Public defence of PhD thesis by Johanna Einsiedler.

Assessment committee

  • Associate Professor Karen-Inge Karstoft, University of Copenhagen
  • Associate Professor Eric James Auerbach, Northwestern University
  • Associate Professor Clemens Stachl, University of St. Gallen

Supervisor

  • Associate Professor Andreas Bjerre-Nielsen, University of Copenhagen

 

This dissertation explores different approaches to leveraging big data to enhance the credibility of social science research by improving the falsifiability, generalizability, and precision of theories. While empirical social science aspires to provide predictive and causal insights, its progress is often hindered by high causal density, vague theoretical formulations, and operationalization challenges. Although big data is not a definitive solution to these challenges, it offers a valuable tool to mitigate some issues by enabling large-scale analyses, reducing reactivity biases, and allowing for more granular examinations of social phenomena.
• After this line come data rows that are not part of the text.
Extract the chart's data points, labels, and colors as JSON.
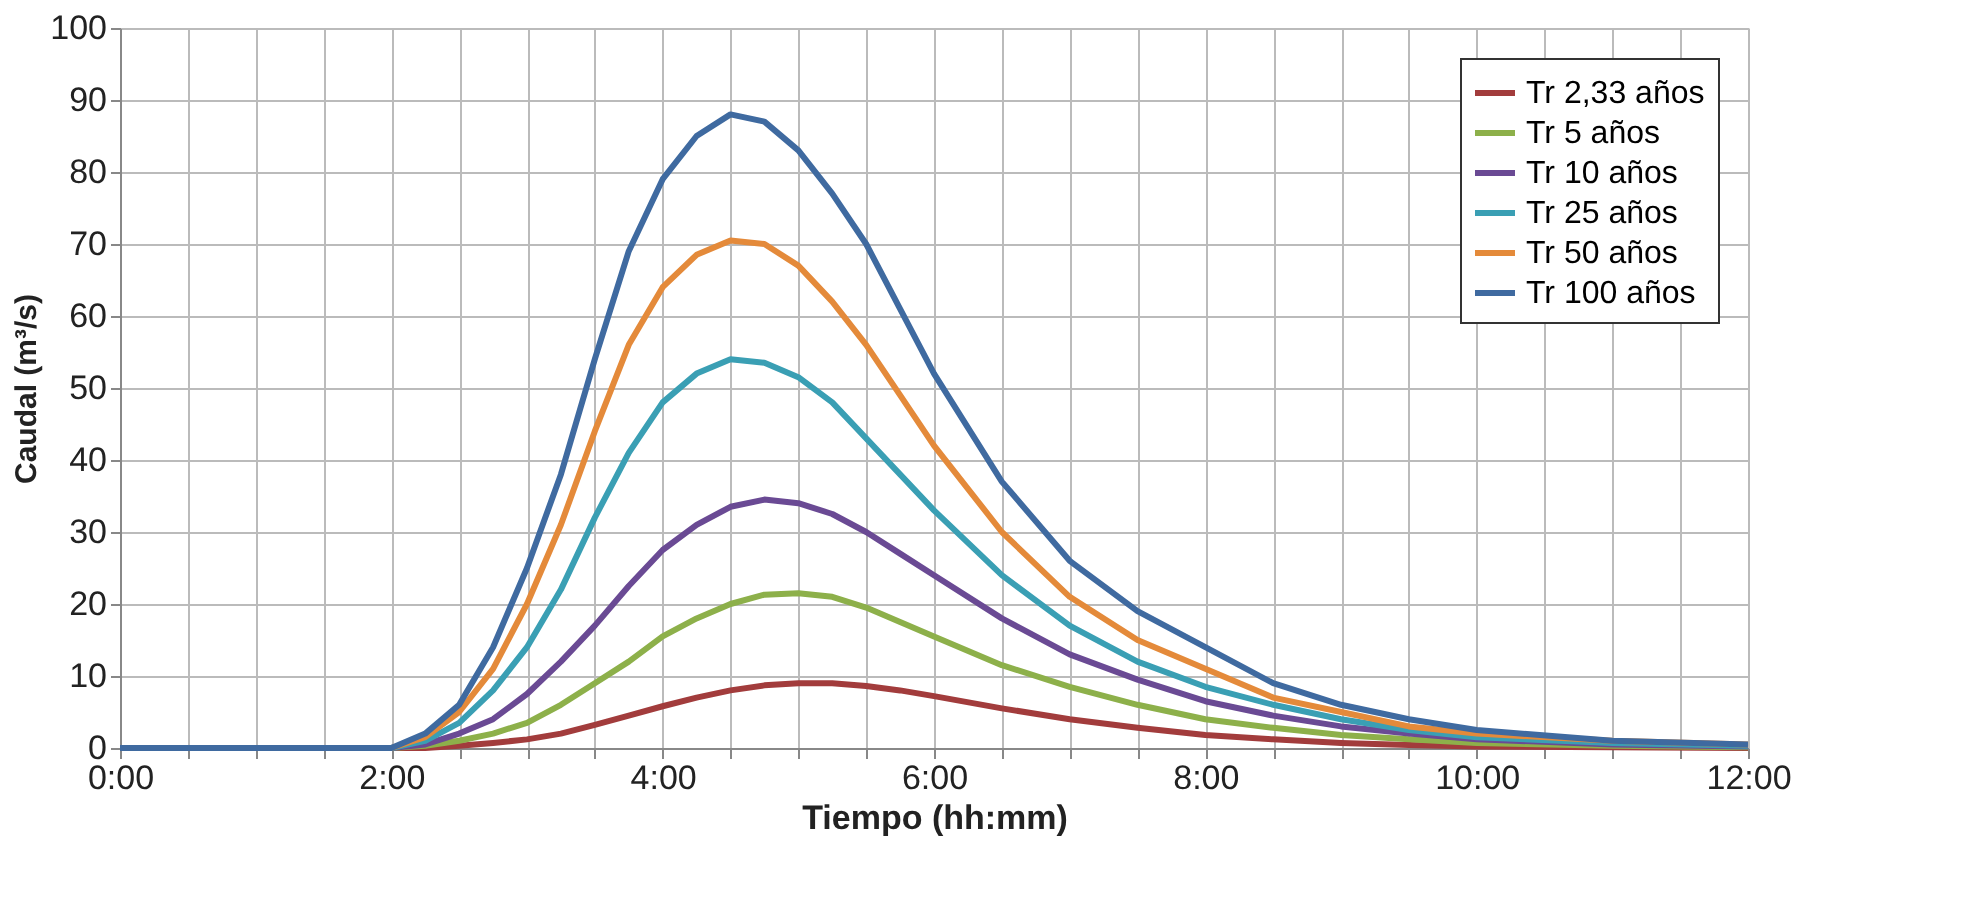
{
  "chart_data": {
    "type": "line",
    "xlabel": "Tiempo (hh:mm)",
    "ylabel": "Caudal (m³/s)",
    "x": [
      0,
      2,
      2.25,
      2.5,
      2.75,
      3,
      3.25,
      3.5,
      3.75,
      4,
      4.25,
      4.5,
      4.75,
      5,
      5.25,
      5.5,
      5.75,
      6,
      6.5,
      7,
      7.5,
      8,
      8.5,
      9,
      9.5,
      10,
      11,
      12
    ],
    "series": [
      {
        "name": "Tr 2,33 años",
        "color": "#a23c3c",
        "values": [
          0,
          0,
          0,
          0.3,
          0.7,
          1.2,
          2,
          3.2,
          4.5,
          5.8,
          7,
          8,
          8.7,
          9,
          9,
          8.6,
          8,
          7.2,
          5.5,
          4,
          2.8,
          1.8,
          1.2,
          0.7,
          0.4,
          0.2,
          0.1,
          0
        ]
      },
      {
        "name": "Tr 5 años",
        "color": "#8db04a",
        "values": [
          0,
          0,
          0.3,
          1,
          2,
          3.5,
          6,
          9,
          12,
          15.5,
          18,
          20,
          21.3,
          21.5,
          21,
          19.5,
          17.5,
          15.5,
          11.5,
          8.5,
          6,
          4,
          2.8,
          1.8,
          1.2,
          0.7,
          0.3,
          0.1
        ]
      },
      {
        "name": "Tr 10 años",
        "color": "#6a4a94",
        "values": [
          0,
          0,
          0.5,
          2,
          4,
          7.5,
          12,
          17,
          22.5,
          27.5,
          31,
          33.5,
          34.5,
          34,
          32.5,
          30,
          27,
          24,
          18,
          13,
          9.5,
          6.5,
          4.5,
          3,
          2,
          1.2,
          0.5,
          0.2
        ]
      },
      {
        "name": "Tr 25 años",
        "color": "#3a9fb4",
        "values": [
          0,
          0,
          1,
          3.5,
          8,
          14,
          22,
          32,
          41,
          48,
          52,
          54,
          53.5,
          51.5,
          48,
          43,
          38,
          33,
          24,
          17,
          12,
          8.5,
          6,
          4,
          2.5,
          1.5,
          0.7,
          0.3
        ]
      },
      {
        "name": "Tr 50 años",
        "color": "#e48a3a",
        "values": [
          0,
          0,
          1.5,
          5,
          11,
          20,
          31,
          44,
          56,
          64,
          68.5,
          70.5,
          70,
          67,
          62,
          56,
          49,
          42,
          30,
          21,
          15,
          11,
          7,
          5,
          3,
          2,
          1,
          0.5
        ]
      },
      {
        "name": "Tr 100 años",
        "color": "#3f6aa0",
        "values": [
          0,
          0,
          2,
          6,
          14,
          25,
          38,
          54,
          69,
          79,
          85,
          88,
          87,
          83,
          77,
          70,
          61,
          52,
          37,
          26,
          19,
          14,
          9,
          6,
          4,
          2.5,
          1,
          0.5
        ]
      }
    ],
    "xlim": [
      0,
      12
    ],
    "xticks": [
      {
        "value": 0,
        "label": "0:00"
      },
      {
        "value": 0.5,
        "label": null
      },
      {
        "value": 1,
        "label": null
      },
      {
        "value": 1.5,
        "label": null
      },
      {
        "value": 2,
        "label": "2:00"
      },
      {
        "value": 2.5,
        "label": null
      },
      {
        "value": 3,
        "label": null
      },
      {
        "value": 3.5,
        "label": null
      },
      {
        "value": 4,
        "label": "4:00"
      },
      {
        "value": 4.5,
        "label": null
      },
      {
        "value": 5,
        "label": null
      },
      {
        "value": 5.5,
        "label": null
      },
      {
        "value": 6,
        "label": "6:00"
      },
      {
        "value": 6.5,
        "label": null
      },
      {
        "value": 7,
        "label": null
      },
      {
        "value": 7.5,
        "label": null
      },
      {
        "value": 8,
        "label": "8:00"
      },
      {
        "value": 8.5,
        "label": null
      },
      {
        "value": 9,
        "label": null
      },
      {
        "value": 9.5,
        "label": null
      },
      {
        "value": 10,
        "label": "10:00"
      },
      {
        "value": 10.5,
        "label": null
      },
      {
        "value": 11,
        "label": null
      },
      {
        "value": 11.5,
        "label": null
      },
      {
        "value": 12,
        "label": "12:00"
      }
    ],
    "ylim": [
      0,
      100
    ],
    "yticks": [
      0,
      10,
      20,
      30,
      40,
      50,
      60,
      70,
      80,
      90,
      100
    ],
    "grid": true,
    "legend": "top right",
    "marker": "none",
    "line_style": "solid"
  }
}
Across four studies, I demonstrate how leveraging diverse big data sources—ranging from administrative registers to digital trace data—can contribute to improving social science research. First, I show how integrating register data with personality research helps assess sample representativeness and the risk of bias due to selective participation. Second, I investigate how the introduction of large language models (LLMs) has reshaped online labor markets based on job ad data, demonstrating the capacity of computational techniques to convert large, unstructured datasets into valuable research data. Third, I explore methods for categorizing digital actors in online environments, comparing algorithmic approaches to enhance research efficiency and scalability. Finally, I leverage mobile phone traces in combination with new econometric approaches to examine how randomized group assignments shape student’s social networks, offering new insights into the roles of social foci, homophily and triadic closure in network formation. Beyond empirical contributions, this dissertation also advances the methodology for working with big data in social research. I develop and apply novel techniques—including natural language processing pipelines, machine learning classifiers, and network estimation methods—to address challenges related to data preprocessing, measurement validity, and computational complexity. While big data is not a remedy for all of the challenges facing social science, its thoughtful application provides new opportunities to increase the rigor, reproducibility, and theoretical clarity of the discipline.